Peygamberimiz namaz kılmak suretiyle rahatlıyor ve huzur buluyordu, oysa biz huzuru namaz kılmamakta bulacağımızı zannediyoruz. Ya da adeta namazı bir yük olarak görüyoruz ve kıl kurtul, bu yükü üzerinden at diyoruz. Halbuki namazı kılmalı ve namaz ile kurtulmalı, huzur ve mutluluğu namaz ile yakalamalıyız. Hz. Peygamber zaman zaman Hz. Bilal’e ’’Erihna ya Bilal! ya Bilal kal ve ezan ile rahatlat bizi’’[12] derdi. Yani ezanla topla, namaza çağır bizi.

Allah’ın her emir ve yasaklarında birçok hikmetler olduğu gibi şüphesiz namazın emredilmesinde de hikmetler mevcuttur. Namazın bu faydalarını kısaca şöyle ifade edebiliriz. Namaz kılan kişi Allah’a itaat etmiş ve en faziletli ibadeti yapmış olur. Namaz insanı maddi ve manevi kirlerden temizler. İnsanı günah işlemekten ve kötülüklerden uzak tutar, vakitleri düzene koyar. Namaz, kusurların ve günahların bağışlanmasına vesile olur.


Yüce Allah, namaz kılanlara; merhamet, bağışlanma, tükenmez rızık, cennet, büyük mükâfat ve kendi rızasını vadetmiştir. Namaz kılanlara vadedilen bu büyük ödülleri Kur’an bazı ayetlerde şöyle ifade ediyor:

’’İman edenlerin, iyi işler yapanların, namazlarını doğru kılanların, zekatı verenlerin mükafatları Rableri katındadır. Onlar için ne korku vardır ne de üzülürler.’’[13] ’’Onlar, Rablerinin rızasını arzulayarak sabrederler; namazı kılarlar, kendilerine verdiğimiz rızıklardan gizli ve açık dağıtırlar ve kötülüğü güzellikle savarlar. İşte bu dünyanın iyi sonucu bu amelleri yapanlar içindir. Adn cennetleri bunlar içindir. Atalarından, eşlerinden ve nesillerinden iyi olanlarla birlikte oraya girerler. Meleklerse her kapıdan yanlarına sokulurlar.’’[14] ’’Namazı kılanlar, zekatı verenler, Allah'a ve ahiret gününe inananlar var ya; işte onlara pek yakında büyük ödül vereceğiz.’’[15] Peygamberimiz de Veda Hutbesinde; “Rabb’ınız Allah’a karşı gelmekten sakınınız Beş vakit namazınızı kılınız. Ramazan orucunuzu tutunuz. Malınızın zekatını veriniz. Rabbinizin cennetine girersiniz”[16] müjdesini vermiştir.

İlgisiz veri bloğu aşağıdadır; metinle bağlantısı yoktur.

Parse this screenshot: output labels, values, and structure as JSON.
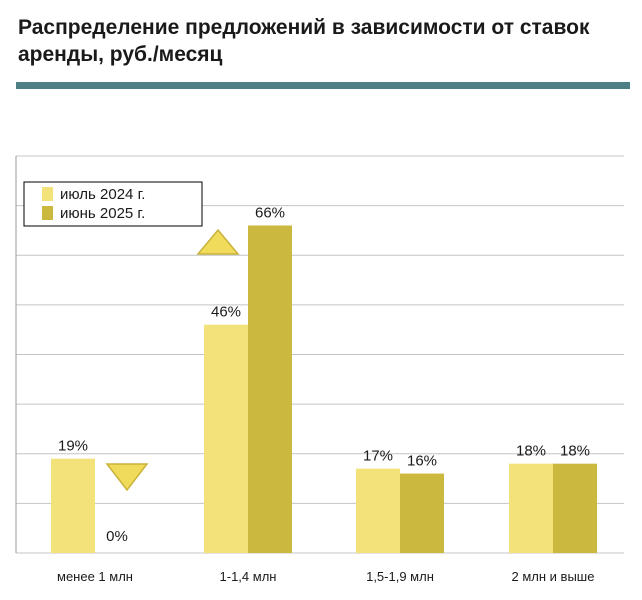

Namaz kılmamak ise Allah’a isyan etmektir, büyük günahtır. Yüce Allah Kur’ân’da, namazlarını kılmayan kimselerin cezasını çekeceklerini bildirmektedir:

“Onlardan (peygamber ve salih kimselerden) sonra yerlerine öyle bir nesil geldi ki namazı zayi ettiler ve şehvetlerine uydular. Bunlar, cehenneme atılacaklardır”[17] Peygamberimiz de “Kim ikindi namazını terk ederse ameli boşa gider”[18] buyurmuştur.

Namaz kılan bir nesil ve namaz kılan bir toplum istiyorsak, namaz eğitimini çocuklarımıza Peygamberimizin tavsiyeleri doğrultusunda temel eğitim çağında vermeli ve onları namaz ile tanıştırmalıyız. Bu eğitim zamanında verilmediği için ve çocuklarımıza namaz sevdirilmediği için anne baba baskısıyla başlanan ve sonuçta da namazı terk eden bir nesil ortaya çıkıyor. Peygamberimiz; "Çocuklarınıza yedi yaşına geldiklerinde namazı emredin. On yaşlarına gelince de namazın önemini onlara kavratın"[19] buyuruyor. Burada Peygamberimizin yedi ve on yaş vurgusu önemlidir. Çünkü bu yaşlar temel eğitim çağıdır ve çocukların soyut düşünmeye başladıkları, Allah hakkındaki fikirlerinin oluşmaya başladığı yaştır. Çocuklara namaz eğitiminin verilmesi noktasında yapılması gereken temel görev, önce anne babanın namaz kılarak çocuklarına örnek olmaları ve bu konuda Hz. İbrahim gibi çocukları için dua etmeleridir. Yüce Rabbimiz şöyle buyurur: ’’Ailene namazı emret ve kendin de namaza sabırla devam et’’[20], ’’Rabbim! beni ve soyumdan gelecekleri namaz kılanlardan eyle, Rabbimiz! duamı kabul et’’[21]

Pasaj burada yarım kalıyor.